Незамеченными им удалось перейти границу родной страны: леса для них сменились степями, оказавшимися весьма холодными в осеннее время; костров и привалов стало куда больше – но ещё тяжелее стало с первым снегом. Жёсткая мелкая крупа сыпалась на путников с неба; всё чаще Кристиан нёс мёрзнущую птицу на руках, запуская зябкие пальцы под крылья, в тёплое оперение. Добыча пропитания в степи оказалась делом куда более трудным, нежели в лесной полосе: редко пробегал зверёк вроде мышки или суслика, и далеко не каждый день охота мальчика оказывалась удачной. Даже случалось неделями питаться одной лишь пресной пшённой кашей – однако порой даже она казалась вкуснее любых сладостей. Бывало, фее становилось трудно принимать человеческий облик, и тогда она спала по много часов на груди у Кристиана, по ночам часто вздрагивающего и проверяющего, бьётся ли ещё сердце его птицы, и, лишь удостоверившись, что та жива, вновь позволяющего себе заснуть.
Лишь к зиме перешли они степь и вышли к неизвестному бескрайнему озеру. Кристиану первое время казалось, что это и есть то самое Зачарованное озеро, что заточило принцессу, и он несколько дней пробегал по берегу в поисках сердца Земли, пока фея, наконец, не остановила его.
- Ты ошибся, друг мой, - промолвила она, удерживая Криса за ворот, - до Зачарованного озера ещё мили пути! Пойдём, Кристиан, нам не стоит терять время.

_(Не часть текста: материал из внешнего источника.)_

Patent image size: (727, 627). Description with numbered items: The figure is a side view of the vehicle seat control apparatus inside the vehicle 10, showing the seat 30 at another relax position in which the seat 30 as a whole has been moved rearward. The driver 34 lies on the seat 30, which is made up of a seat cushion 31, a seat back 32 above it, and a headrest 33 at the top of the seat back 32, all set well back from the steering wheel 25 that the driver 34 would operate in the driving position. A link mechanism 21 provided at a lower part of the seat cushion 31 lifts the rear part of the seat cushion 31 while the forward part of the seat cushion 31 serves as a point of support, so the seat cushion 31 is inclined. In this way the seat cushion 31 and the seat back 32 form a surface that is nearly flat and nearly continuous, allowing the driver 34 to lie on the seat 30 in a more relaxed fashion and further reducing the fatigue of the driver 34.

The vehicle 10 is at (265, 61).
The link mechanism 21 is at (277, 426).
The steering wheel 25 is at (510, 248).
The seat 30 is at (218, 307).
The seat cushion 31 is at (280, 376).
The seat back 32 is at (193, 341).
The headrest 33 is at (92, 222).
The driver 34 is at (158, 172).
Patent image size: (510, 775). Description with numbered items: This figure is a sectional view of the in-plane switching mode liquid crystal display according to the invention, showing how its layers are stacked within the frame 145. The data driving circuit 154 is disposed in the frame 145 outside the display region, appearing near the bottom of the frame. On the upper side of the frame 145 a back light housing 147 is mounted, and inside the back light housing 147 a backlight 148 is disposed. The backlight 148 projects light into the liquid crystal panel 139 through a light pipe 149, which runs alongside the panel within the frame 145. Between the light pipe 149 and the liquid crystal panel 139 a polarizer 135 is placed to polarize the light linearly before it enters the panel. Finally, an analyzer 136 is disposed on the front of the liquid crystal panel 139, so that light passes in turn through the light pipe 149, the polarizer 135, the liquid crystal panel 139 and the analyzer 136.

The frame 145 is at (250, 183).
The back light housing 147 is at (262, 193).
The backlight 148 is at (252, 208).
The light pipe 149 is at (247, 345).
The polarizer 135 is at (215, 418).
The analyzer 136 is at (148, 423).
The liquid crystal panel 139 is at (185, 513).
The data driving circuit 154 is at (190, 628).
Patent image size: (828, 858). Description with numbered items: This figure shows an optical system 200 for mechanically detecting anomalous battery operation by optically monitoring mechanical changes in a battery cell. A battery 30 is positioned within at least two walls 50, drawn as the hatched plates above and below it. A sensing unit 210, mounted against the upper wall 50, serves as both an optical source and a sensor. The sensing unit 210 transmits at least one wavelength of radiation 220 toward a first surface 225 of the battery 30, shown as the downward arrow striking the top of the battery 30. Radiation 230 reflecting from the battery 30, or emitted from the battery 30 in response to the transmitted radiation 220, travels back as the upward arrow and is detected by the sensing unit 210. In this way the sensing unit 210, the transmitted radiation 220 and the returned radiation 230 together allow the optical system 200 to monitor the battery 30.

Пару недель путники шли по крепкому озёрному льду, пока, наконец, не вышли к отяжелевшей реке, по течению которой ползли бесчисленные ледяные глыбы. Река вывела их в большой город: путники даже позволили себе остановиться на несколько дней в тёплом трактире, где кушали жареных куропаток и печёные яблоки, запивая их разбавленным вином или горячим глинтвейном, а платили за всё это порой приукрашенными рассказами о своих приключениях. Город этот принёс им удачу: его оконечность уходила в море, и друзья нашли прекрасный порт, где сели на корабль и отправились на остаток зимы в путешествие по незамерзающему морю, тёмному от холода. Сократическая фея точно знала, куда им необходимо попасть, чтобы достичь сердца Земли (читатель, ты же не думаешь, что до него можно добраться наобум и человеческим транспортом?), и, к удаче наших героев, нашлось судно, способное сократить их путь. Восемь недель морского пути к началу марта привели путников к ветреной бухте, окружённой скалами. Дня два ещё герои следовали пешком по оттаивающему берегу, иногда проваливаясь ногами в становящийся рыхлым влажный песок, пока на одной из самых крутых скал не увидели руины тяжеловесного замка-крепости на фоне ветреного, пасмурного неба.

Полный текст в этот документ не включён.